彦根の歴史ブログ(『どんつき瓦版』記者ブログ)

2007年彦根城は築城400年祭を開催し無事に終了しました。
これを機に滋賀県や彦根市周辺を再発見します。

『戦国怪談話』その5 岩村城お艶の方の祟り

2011年08月28日 | 『戦国怪談話』
織田信長には、お艶というとても美しい叔母がいました。
信長は、甲斐の武田信玄との戦いに備えて、美濃東部の国人たちを味方に引き入れるため、お艶を岩村城主遠山景任に嫁がせます。遠山一族は岩村城以外にも苗木城や明智城などの城主を務めた家で、一族の子孫が江戸後期に活躍した遠山の金さんこと遠山景元です。そしてこの時には一族の中に遠山景行という頼もしい武将もいました。

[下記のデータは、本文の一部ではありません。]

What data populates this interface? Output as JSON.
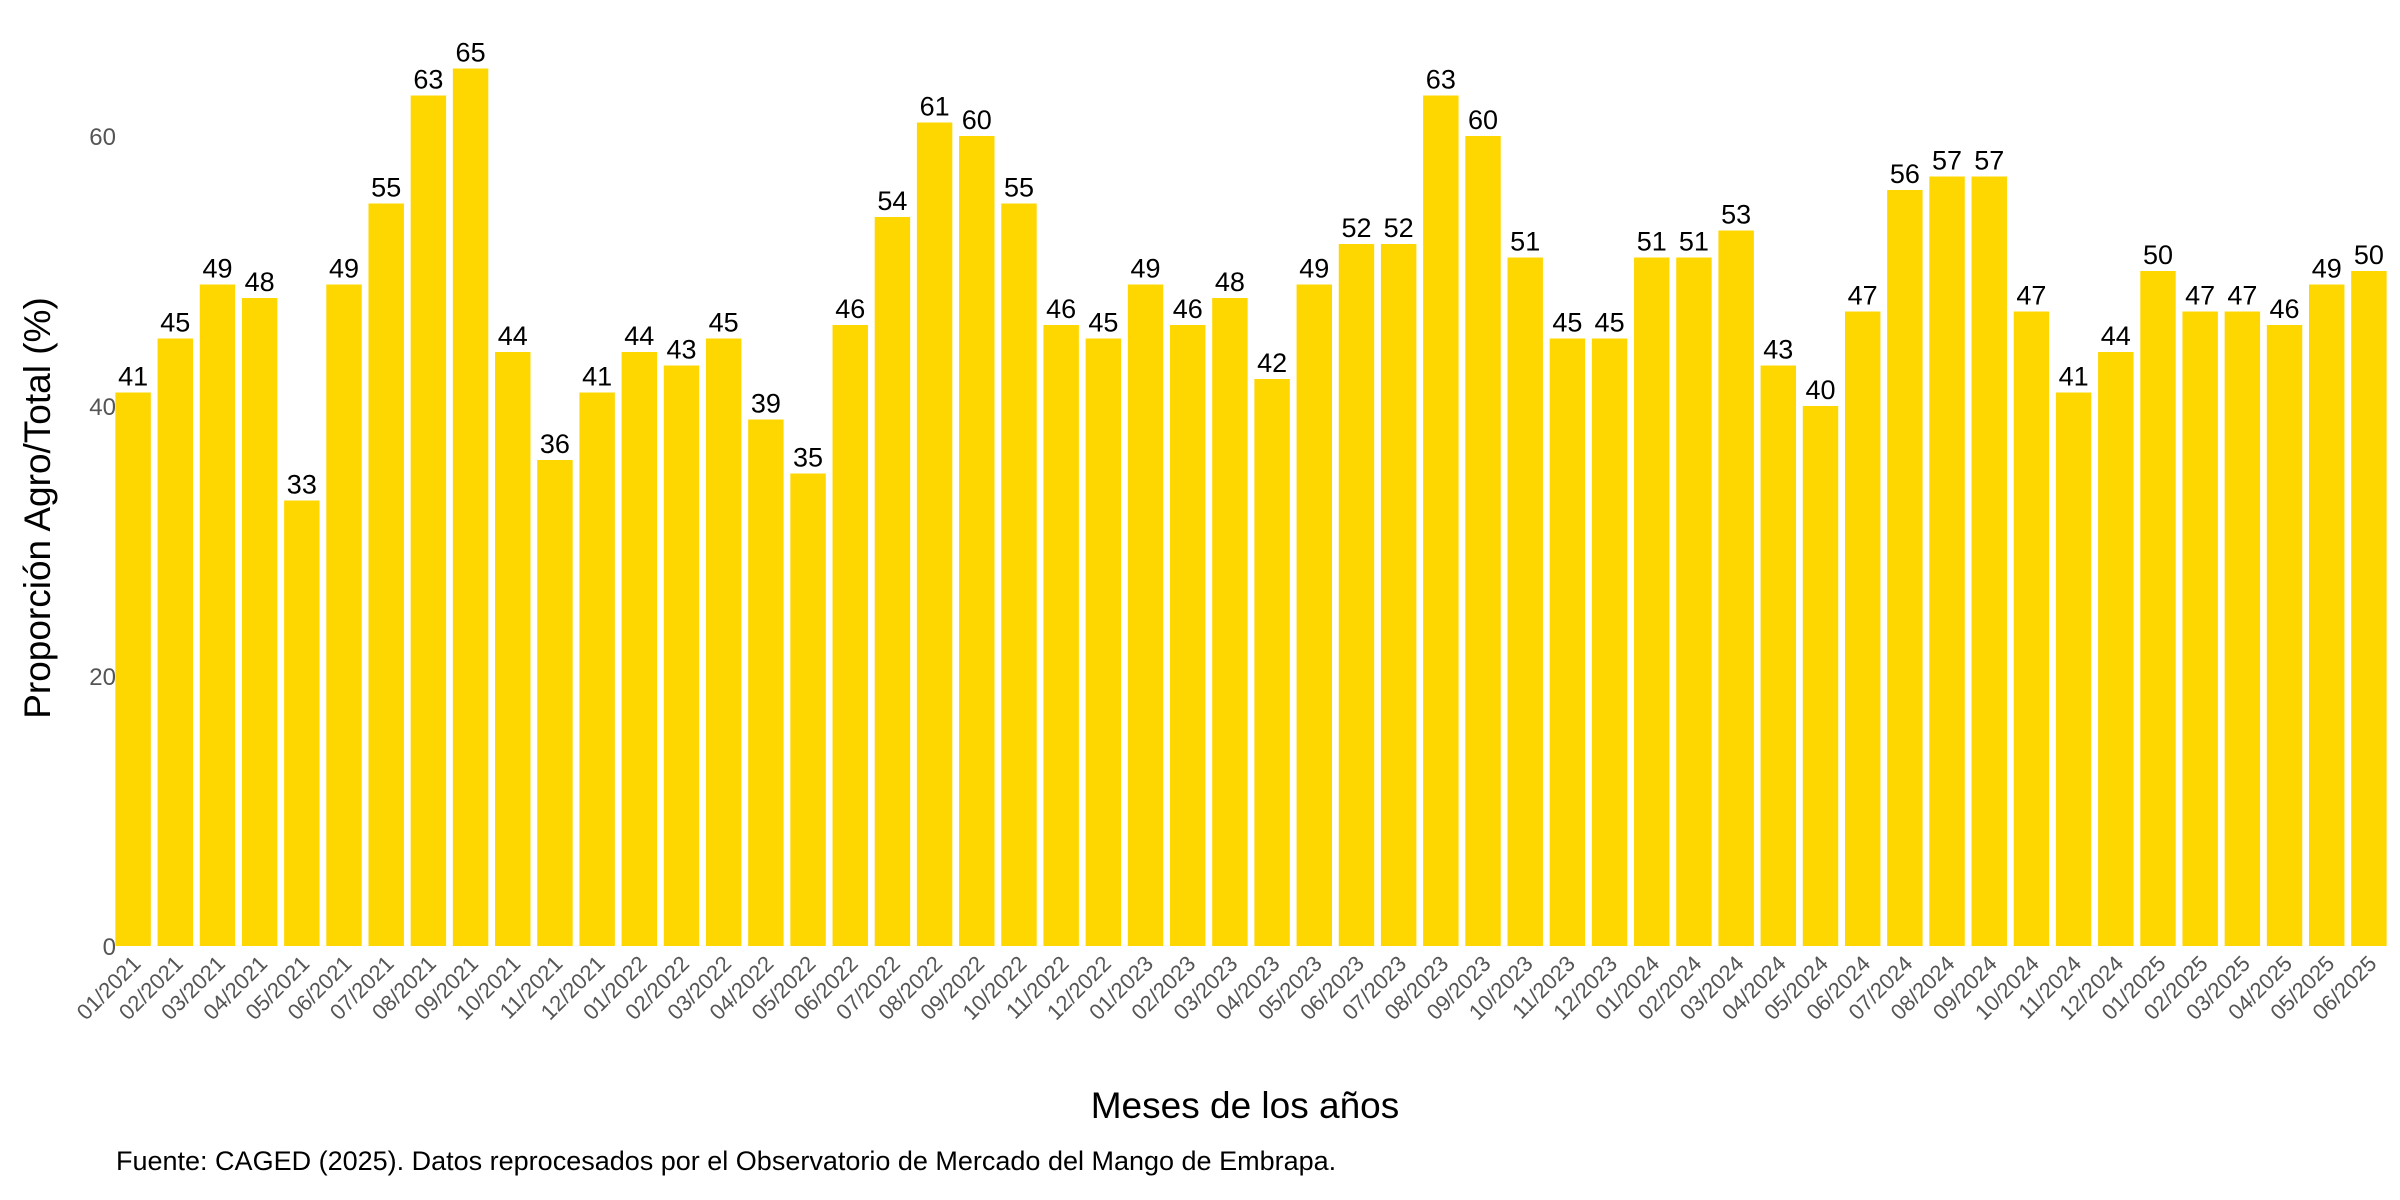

元亀3年(1572)に景任が武田家との戦の傷が元で病死します。この戦では景行も戦死したともいわれています。信長は五男坊丸(織田勝長)を養子として送り、岩村城はお艶が女城主として守りながら坊丸の成長を待ったのです。その後、武田信玄の上洛に伴って岩村城は秋山信友に攻められ落城します。お艶は信友の妻に迎えられ、坊丸は人質として武田勝頼に保護されたのです。

天正3年(1575)5月21日、織田信長は長篠の戦に勝ち、11月に息子信忠に岩村城を攻めさせます。このときに信友とお艶は城兵の助命を条件に、信忠軍先鋒の河尻秀隆に捕えられて岐阜に送られました。秀隆には、岩村5万石を与えられ、11月21日に信友とお艶は処刑されたのです。
信友とお艶の処刑のされ方は、逆さ磔でした。これは磔柱に逆さまに縛られる方法で、やがて血が頭に上り、目・耳・鼻・口などの穴から血が噴き出して激しい痛みと、なかなか死ねない苦しみを味わうものだったのです。信友は武士として潔く死に、お艶は信長や岩村城を落した者を恨みました。それは助命を約束しながら岩村城の城兵を殺したことにも向けられたのです。

7年後の天正10年(1582)3月23日、森蘭丸が信長から岩村城を与えられ、河尻秀隆は甲斐へと国替えになります。
この2ヵ月半後本能寺の変が起こります。本能寺の変で不慮の死を迎えたのは、織田信長・信忠と一緒に二条城にいた坊丸こと織田勝長そして森蘭丸。甲斐では本能寺の知らせを聞いた人々によって河尻秀隆も殺されて、岩村城に関わった人物がこの瞬間に死んだのです。